For any $p\in[0,1]$, we denote the law of the process by $\mathbb{P}_{p}$. Naturally, if $p = 0$ then the frog of the root dies and $\mathbb{P}_{p}(\text{survival}) = 0$, while on the other hand, if $p = 1$, frogs won't die and $\mathbb{P}_{p}(\text{survival}) = 1$. Moreover, it is clear that $\mathbb{P}_{p}(\text{survival})$ is non-decreasing in $p$, and we can define the critical parameter for the model on $\mathbb{T}_{d}$ as \begin{align*} p_{c} = p_{c}(d) := \inf\{p\in[0,1] : \mathbb{P}_{p}(\text{survival}) > 0\}." \end{align*}

My questions are: what is the probability space associated to the probability measure $\mathbb{P}_{p}$? How can one describe the event "survival" rigorously? How do we prove that $\mathbb{P}_{p}(\text{survival})$ is non-decreasing in $p$?

I am talking about this paper.

Any references are welcome.

Answer 1

(1) As you read the probability literature, you'll soon discover that people tend not to be very specific about the sample space that they are working with. The details of that space are not important; what matters is the collection of observables (events and random variables) and their joint distribution. Any probability space that supports such a distribution is then fine. So the $\mathcal{F}$ and $\mathbb{P}$ of the probability space $(\Omega, \mathcal{F}, \mathbb{P})$ get much more attention than the $\Omega$. Here for example, it's enough that you have countably many simple symmetric random walks (one for each site of the tree), and countably many Geometric($p$) random variables, all of these independent.

[Sometimes some "canonical" choice of space might suggest itself; e.g. if you were studying bond percolation on a graph with edge set $E$, then you might explicitly take $\Omega=\{0,1\}^E$; but even then it's basically a matter of taste.]
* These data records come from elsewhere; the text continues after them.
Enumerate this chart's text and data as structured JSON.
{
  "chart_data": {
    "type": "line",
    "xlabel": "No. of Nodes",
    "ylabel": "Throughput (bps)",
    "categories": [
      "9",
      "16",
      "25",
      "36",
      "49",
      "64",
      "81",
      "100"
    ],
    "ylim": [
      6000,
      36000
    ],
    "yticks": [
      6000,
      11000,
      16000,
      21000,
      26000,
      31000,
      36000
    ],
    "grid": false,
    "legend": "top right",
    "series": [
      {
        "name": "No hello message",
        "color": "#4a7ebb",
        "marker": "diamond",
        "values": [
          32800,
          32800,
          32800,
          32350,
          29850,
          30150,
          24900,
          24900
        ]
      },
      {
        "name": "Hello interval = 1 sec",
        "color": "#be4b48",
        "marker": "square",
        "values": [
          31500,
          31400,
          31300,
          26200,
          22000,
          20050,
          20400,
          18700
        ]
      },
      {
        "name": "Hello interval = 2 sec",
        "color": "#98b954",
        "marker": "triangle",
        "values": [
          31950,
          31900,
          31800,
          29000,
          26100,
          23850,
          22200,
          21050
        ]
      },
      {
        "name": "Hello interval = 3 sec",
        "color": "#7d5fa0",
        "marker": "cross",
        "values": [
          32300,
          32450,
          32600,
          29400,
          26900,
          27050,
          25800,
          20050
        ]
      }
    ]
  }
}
(2) In the particular case of the frog model you describe, starting from a single active frog, one can see that in any bounded time-interval, there will be only finitely many jumps. Consequently there's actually a straightforward way to set up the model as a continuous-time Markov chain on a countable state space. The event of "survival" is then just the event that this Markov chain avoids some given state for ever.
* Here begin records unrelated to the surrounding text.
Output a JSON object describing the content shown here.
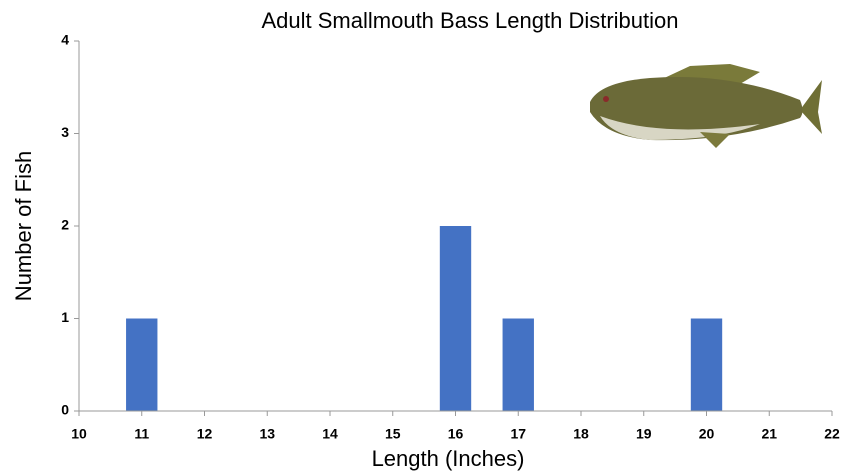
{
  "chart_data": {
    "type": "bar",
    "title": "Adult Smallmouth Bass Length Distribution",
    "x_label": "Length (Inches)",
    "y_label": "Number of Fish",
    "x": [
      11,
      16,
      17,
      20
    ],
    "values": [
      1,
      2,
      1,
      1
    ],
    "color": "#4472c4",
    "xlim": [
      10,
      22
    ],
    "xticks": [
      10,
      11,
      12,
      13,
      14,
      15,
      16,
      17,
      18,
      19,
      20,
      21,
      22
    ],
    "ylim": [
      0,
      4
    ],
    "yticks": [
      0,
      1,
      2,
      3,
      4
    ],
    "grid": false
  }
}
(3) You might like to consider more general frog models, e.g. where an infinite number of frogs might be alive at the same time. Now the state space becomes uncountable, and the times of jumps may become dense, and things become a bit more subtle. However, I don't think there are any particular difficulties about the frog model beyond what you already need to construct more well-known interacting particle systems such as exclusion processes, contact processes, voter models, etc.

For a fairly rigorous account of the construction of such models, the books of Liggett might suit you well, e.g. Stochastic Interacting Systems. There are a ton of other resources introducing interacting particle systems (and many people who work with them, e.g. from a biology or physics viewpoint, are comfortable with a more informal approach to the construction).
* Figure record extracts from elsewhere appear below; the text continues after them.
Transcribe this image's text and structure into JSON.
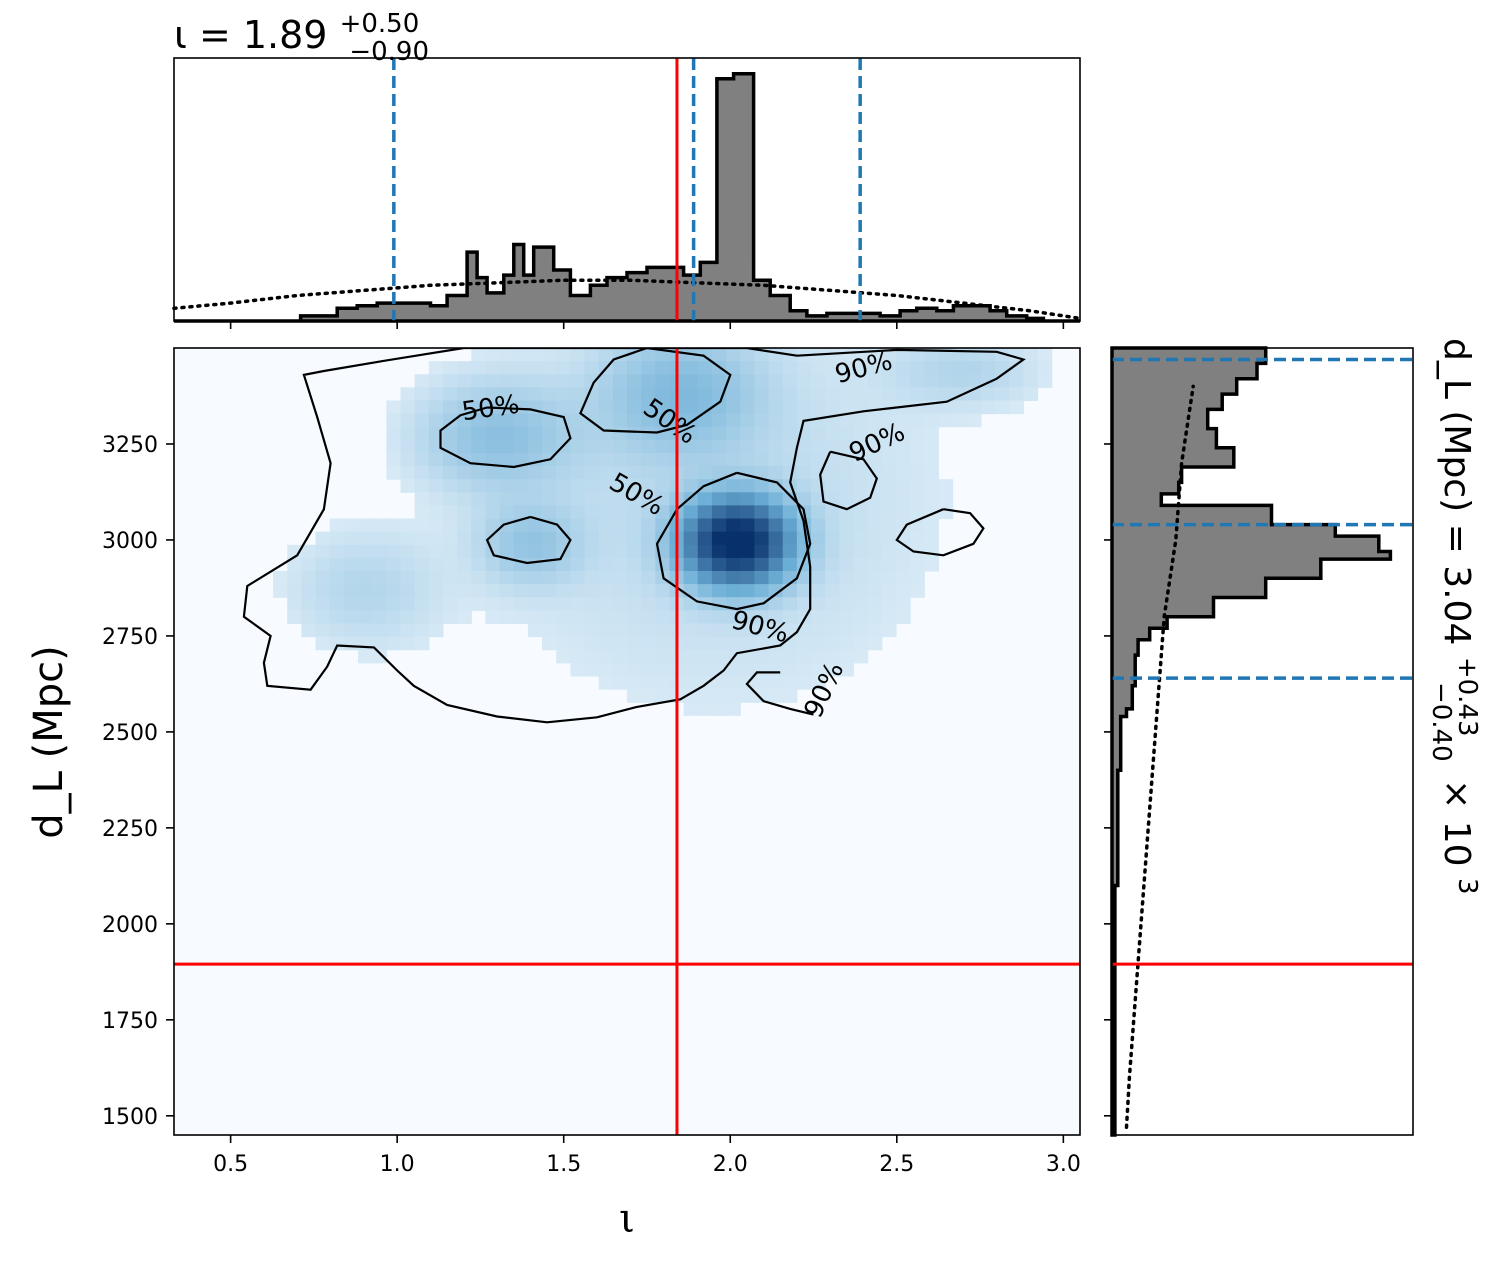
{
  "chart_data": [
    {
      "panel": "top-marginal",
      "type": "histogram",
      "title_main": "ι = 1.89",
      "title_sup": "+0.50",
      "title_sub": "−0.90",
      "xlim": [
        0.33,
        3.05
      ],
      "x_ticks": [
        0.5,
        1.0,
        1.5,
        2.0,
        2.5,
        3.0
      ],
      "y_ticks": [],
      "bins": [
        {
          "x0": 0.33,
          "x1": 0.71,
          "h": 0.0
        },
        {
          "x0": 0.71,
          "x1": 0.76,
          "h": 0.02
        },
        {
          "x0": 0.76,
          "x1": 0.82,
          "h": 0.02
        },
        {
          "x0": 0.82,
          "x1": 0.88,
          "h": 0.05
        },
        {
          "x0": 0.88,
          "x1": 0.94,
          "h": 0.06
        },
        {
          "x0": 0.94,
          "x1": 1.1,
          "h": 0.07
        },
        {
          "x0": 1.1,
          "x1": 1.15,
          "h": 0.06
        },
        {
          "x0": 1.15,
          "x1": 1.21,
          "h": 0.1
        },
        {
          "x0": 1.21,
          "x1": 1.24,
          "h": 0.27
        },
        {
          "x0": 1.24,
          "x1": 1.27,
          "h": 0.17
        },
        {
          "x0": 1.27,
          "x1": 1.32,
          "h": 0.11
        },
        {
          "x0": 1.32,
          "x1": 1.35,
          "h": 0.18
        },
        {
          "x0": 1.35,
          "x1": 1.38,
          "h": 0.3
        },
        {
          "x0": 1.38,
          "x1": 1.41,
          "h": 0.18
        },
        {
          "x0": 1.41,
          "x1": 1.47,
          "h": 0.29
        },
        {
          "x0": 1.47,
          "x1": 1.52,
          "h": 0.2
        },
        {
          "x0": 1.52,
          "x1": 1.58,
          "h": 0.1
        },
        {
          "x0": 1.58,
          "x1": 1.63,
          "h": 0.14
        },
        {
          "x0": 1.63,
          "x1": 1.69,
          "h": 0.17
        },
        {
          "x0": 1.69,
          "x1": 1.75,
          "h": 0.19
        },
        {
          "x0": 1.75,
          "x1": 1.86,
          "h": 0.21
        },
        {
          "x0": 1.86,
          "x1": 1.91,
          "h": 0.18
        },
        {
          "x0": 1.91,
          "x1": 1.96,
          "h": 0.23
        },
        {
          "x0": 1.96,
          "x1": 2.01,
          "h": 0.95
        },
        {
          "x0": 2.01,
          "x1": 2.07,
          "h": 0.97
        },
        {
          "x0": 2.07,
          "x1": 2.12,
          "h": 0.16
        },
        {
          "x0": 2.12,
          "x1": 2.18,
          "h": 0.1
        },
        {
          "x0": 2.18,
          "x1": 2.23,
          "h": 0.04
        },
        {
          "x0": 2.23,
          "x1": 2.29,
          "h": 0.02
        },
        {
          "x0": 2.29,
          "x1": 2.45,
          "h": 0.03
        },
        {
          "x0": 2.45,
          "x1": 2.51,
          "h": 0.02
        },
        {
          "x0": 2.51,
          "x1": 2.56,
          "h": 0.04
        },
        {
          "x0": 2.56,
          "x1": 2.62,
          "h": 0.05
        },
        {
          "x0": 2.62,
          "x1": 2.67,
          "h": 0.04
        },
        {
          "x0": 2.67,
          "x1": 2.78,
          "h": 0.06
        },
        {
          "x0": 2.78,
          "x1": 2.83,
          "h": 0.04
        },
        {
          "x0": 2.83,
          "x1": 2.89,
          "h": 0.02
        },
        {
          "x0": 2.89,
          "x1": 2.94,
          "h": 0.01
        },
        {
          "x0": 2.94,
          "x1": 3.05,
          "h": 0.0
        }
      ],
      "prior_dotted": {
        "x": [
          0.33,
          0.5,
          0.7,
          0.9,
          1.1,
          1.3,
          1.5,
          1.7,
          1.9,
          2.1,
          2.3,
          2.5,
          2.7,
          2.9,
          3.05
        ],
        "h": [
          0.05,
          0.07,
          0.1,
          0.12,
          0.14,
          0.15,
          0.16,
          0.16,
          0.15,
          0.14,
          0.12,
          0.1,
          0.07,
          0.04,
          0.01
        ]
      },
      "quantile_lines_dashed": [
        0.99,
        1.89,
        2.39
      ],
      "true_value_line": 1.84
    },
    {
      "panel": "joint",
      "type": "heatmap",
      "xlabel": "ι",
      "ylabel": "d_L (Mpc)",
      "xlim": [
        0.33,
        3.05
      ],
      "ylim": [
        1450,
        3500
      ],
      "x_ticks": [
        0.5,
        1.0,
        1.5,
        2.0,
        2.5,
        3.0
      ],
      "y_ticks": [
        1500,
        1750,
        2000,
        2250,
        2500,
        2750,
        3000,
        3250
      ],
      "x_tick_labels": [
        "0.5",
        "1.0",
        "1.5",
        "2.0",
        "2.5",
        "3.0"
      ],
      "y_tick_labels": [
        "1500",
        "1750",
        "2000",
        "2250",
        "2500",
        "2750",
        "3000",
        "3250"
      ],
      "density_peaks": [
        {
          "x": 2.02,
          "y": 2995,
          "sx": 0.1,
          "sy": 70,
          "amp": 1.0
        },
        {
          "x": 1.3,
          "y": 3270,
          "sx": 0.15,
          "sy": 90,
          "amp": 0.12
        },
        {
          "x": 1.4,
          "y": 2990,
          "sx": 0.1,
          "sy": 70,
          "amp": 0.1
        },
        {
          "x": 1.85,
          "y": 3380,
          "sx": 0.15,
          "sy": 100,
          "amp": 0.14
        },
        {
          "x": 0.9,
          "y": 2870,
          "sx": 0.15,
          "sy": 100,
          "amp": 0.05
        },
        {
          "x": 2.7,
          "y": 3440,
          "sx": 0.15,
          "sy": 60,
          "amp": 0.05
        },
        {
          "x": 1.95,
          "y": 3100,
          "sx": 0.45,
          "sy": 350,
          "amp": 0.04
        }
      ],
      "contour_labels": [
        {
          "text": "50%",
          "x": 1.28,
          "y": 3345,
          "angle": 8
        },
        {
          "text": "50%",
          "x": 1.82,
          "y": 3310,
          "angle": -35
        },
        {
          "text": "50%",
          "x": 1.72,
          "y": 3120,
          "angle": -30
        },
        {
          "text": "90%",
          "x": 2.4,
          "y": 3450,
          "angle": 15
        },
        {
          "text": "90%",
          "x": 2.44,
          "y": 3255,
          "angle": 25
        },
        {
          "text": "90%",
          "x": 2.09,
          "y": 2775,
          "angle": -15
        },
        {
          "text": "90%",
          "x": 2.28,
          "y": 2610,
          "angle": 65
        }
      ],
      "contours": [
        {
          "level": "90%",
          "points": [
            [
              0.78,
              3440
            ],
            [
              0.95,
              3465
            ],
            [
              1.2,
              3500
            ],
            [
              1.6,
              3500
            ],
            [
              2.05,
              3500
            ],
            [
              2.2,
              3480
            ],
            [
              2.5,
              3495
            ],
            [
              2.8,
              3490
            ],
            [
              2.88,
              3470
            ],
            [
              2.8,
              3420
            ],
            [
              2.65,
              3360
            ],
            [
              2.4,
              3335
            ],
            [
              2.22,
              3310
            ],
            [
              2.2,
              3240
            ],
            [
              2.18,
              3150
            ],
            [
              2.22,
              3050
            ],
            [
              2.24,
              2930
            ],
            [
              2.24,
              2820
            ],
            [
              2.2,
              2760
            ],
            [
              2.15,
              2725
            ],
            [
              2.02,
              2705
            ],
            [
              1.98,
              2660
            ],
            [
              1.92,
              2620
            ],
            [
              1.85,
              2585
            ],
            [
              1.72,
              2565
            ],
            [
              1.6,
              2538
            ],
            [
              1.45,
              2525
            ],
            [
              1.3,
              2540
            ],
            [
              1.15,
              2570
            ],
            [
              1.05,
              2620
            ],
            [
              1.0,
              2660
            ],
            [
              0.93,
              2720
            ],
            [
              0.82,
              2725
            ],
            [
              0.79,
              2670
            ],
            [
              0.74,
              2610
            ],
            [
              0.61,
              2620
            ],
            [
              0.6,
              2680
            ],
            [
              0.62,
              2750
            ],
            [
              0.54,
              2800
            ],
            [
              0.55,
              2880
            ],
            [
              0.7,
              2960
            ],
            [
              0.78,
              3080
            ],
            [
              0.8,
              3200
            ],
            [
              0.76,
              3320
            ],
            [
              0.72,
              3430
            ],
            [
              0.78,
              3440
            ]
          ]
        },
        {
          "level": "50%",
          "points": [
            [
              1.27,
              3345
            ],
            [
              1.4,
              3340
            ],
            [
              1.5,
              3320
            ],
            [
              1.52,
              3265
            ],
            [
              1.46,
              3210
            ],
            [
              1.35,
              3190
            ],
            [
              1.22,
              3200
            ],
            [
              1.13,
              3240
            ],
            [
              1.13,
              3285
            ],
            [
              1.19,
              3325
            ],
            [
              1.27,
              3345
            ]
          ]
        },
        {
          "level": "50%",
          "points": [
            [
              1.4,
              3060
            ],
            [
              1.48,
              3040
            ],
            [
              1.52,
              3000
            ],
            [
              1.49,
              2950
            ],
            [
              1.39,
              2940
            ],
            [
              1.29,
              2960
            ],
            [
              1.27,
              3000
            ],
            [
              1.32,
              3040
            ],
            [
              1.4,
              3060
            ]
          ]
        },
        {
          "level": "50%",
          "points": [
            [
              1.75,
              3500
            ],
            [
              1.92,
              3480
            ],
            [
              2.0,
              3430
            ],
            [
              1.97,
              3360
            ],
            [
              1.87,
              3300
            ],
            [
              1.78,
              3280
            ],
            [
              1.62,
              3285
            ],
            [
              1.55,
              3330
            ],
            [
              1.59,
              3410
            ],
            [
              1.65,
              3470
            ],
            [
              1.75,
              3500
            ]
          ]
        },
        {
          "level": "50%",
          "points": [
            [
              2.02,
              3175
            ],
            [
              2.14,
              3150
            ],
            [
              2.22,
              3080
            ],
            [
              2.24,
              2990
            ],
            [
              2.2,
              2900
            ],
            [
              2.1,
              2835
            ],
            [
              2.02,
              2820
            ],
            [
              1.9,
              2840
            ],
            [
              1.8,
              2900
            ],
            [
              1.78,
              2990
            ],
            [
              1.84,
              3080
            ],
            [
              1.92,
              3140
            ],
            [
              2.02,
              3175
            ]
          ]
        },
        {
          "level": "90%",
          "points": [
            [
              2.3,
              3230
            ],
            [
              2.4,
              3210
            ],
            [
              2.44,
              3160
            ],
            [
              2.42,
              3110
            ],
            [
              2.35,
              3080
            ],
            [
              2.28,
              3100
            ],
            [
              2.27,
              3170
            ],
            [
              2.3,
              3230
            ]
          ]
        },
        {
          "level": "90%",
          "points": [
            [
              2.64,
              3080
            ],
            [
              2.72,
              3070
            ],
            [
              2.76,
              3030
            ],
            [
              2.73,
              2990
            ],
            [
              2.64,
              2960
            ],
            [
              2.55,
              2970
            ],
            [
              2.5,
              3000
            ],
            [
              2.53,
              3040
            ],
            [
              2.64,
              3080
            ]
          ]
        },
        {
          "level": "90%",
          "points": [
            [
              2.15,
              2655
            ],
            [
              2.08,
              2655
            ],
            [
              2.05,
              2625
            ],
            [
              2.1,
              2580
            ],
            [
              2.18,
              2560
            ],
            [
              2.25,
              2545
            ]
          ]
        }
      ],
      "true_value_lines": {
        "x": 1.84,
        "y": 1895
      }
    },
    {
      "panel": "right-marginal",
      "type": "histogram",
      "orientation": "horizontal",
      "side_label_main": "d_L (Mpc) = 3.04",
      "side_label_sup": "+0.43",
      "side_label_sub": "−0.40",
      "side_label_tail": "× 10",
      "side_label_exp": "3",
      "ylim": [
        1450,
        3500
      ],
      "y_ticks": [
        1500,
        1750,
        2000,
        2250,
        2500,
        2750,
        3000,
        3250
      ],
      "x_ticks": [],
      "bins": [
        {
          "y0": 1450,
          "y1": 2100,
          "w": 0.01
        },
        {
          "y0": 2100,
          "y1": 2400,
          "w": 0.02
        },
        {
          "y0": 2400,
          "y1": 2540,
          "w": 0.03
        },
        {
          "y0": 2540,
          "y1": 2560,
          "w": 0.05
        },
        {
          "y0": 2560,
          "y1": 2620,
          "w": 0.07
        },
        {
          "y0": 2620,
          "y1": 2700,
          "w": 0.08
        },
        {
          "y0": 2700,
          "y1": 2740,
          "w": 0.09
        },
        {
          "y0": 2740,
          "y1": 2770,
          "w": 0.13
        },
        {
          "y0": 2770,
          "y1": 2800,
          "w": 0.19
        },
        {
          "y0": 2800,
          "y1": 2850,
          "w": 0.35
        },
        {
          "y0": 2850,
          "y1": 2900,
          "w": 0.53
        },
        {
          "y0": 2900,
          "y1": 2950,
          "w": 0.72
        },
        {
          "y0": 2950,
          "y1": 2970,
          "w": 0.96
        },
        {
          "y0": 2970,
          "y1": 3010,
          "w": 0.92
        },
        {
          "y0": 3010,
          "y1": 3040,
          "w": 0.77
        },
        {
          "y0": 3040,
          "y1": 3090,
          "w": 0.55
        },
        {
          "y0": 3090,
          "y1": 3120,
          "w": 0.17
        },
        {
          "y0": 3120,
          "y1": 3150,
          "w": 0.23
        },
        {
          "y0": 3150,
          "y1": 3190,
          "w": 0.24
        },
        {
          "y0": 3190,
          "y1": 3240,
          "w": 0.42
        },
        {
          "y0": 3240,
          "y1": 3290,
          "w": 0.36
        },
        {
          "y0": 3290,
          "y1": 3340,
          "w": 0.33
        },
        {
          "y0": 3340,
          "y1": 3380,
          "w": 0.38
        },
        {
          "y0": 3380,
          "y1": 3420,
          "w": 0.43
        },
        {
          "y0": 3420,
          "y1": 3460,
          "w": 0.5
        },
        {
          "y0": 3460,
          "y1": 3500,
          "w": 0.53
        }
      ],
      "prior_dotted": {
        "y": [
          1470,
          1600,
          1800,
          2000,
          2200,
          2400,
          2600,
          2800,
          3000,
          3200,
          3400
        ],
        "w": [
          0.05,
          0.06,
          0.08,
          0.1,
          0.12,
          0.14,
          0.16,
          0.18,
          0.22,
          0.24,
          0.28
        ]
      },
      "quantile_lines_dashed": [
        2640,
        3040,
        3470
      ],
      "true_value_line": 1895
    }
  ],
  "colors": {
    "hist_fill": "#808080",
    "quantile_line": "#1f77b4",
    "true_line": "#ff0000",
    "density_low": "#f7fbff",
    "density_high": "#08306b"
  }
}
(4) Monotonicity properties for interacting particle systems, like the one you mention, can be proved in various ways. A frequent approach involves coupling; you couple one copy of the process with parameter $p$ and another copy with parameter $p'>p$ in such a way that the path of the $p'$-process always lies above that of the $p$-process in some suitable sense. Again, if you read up about exclusion processes, contact processes, etc, you will find lots of examples of this sort of argument!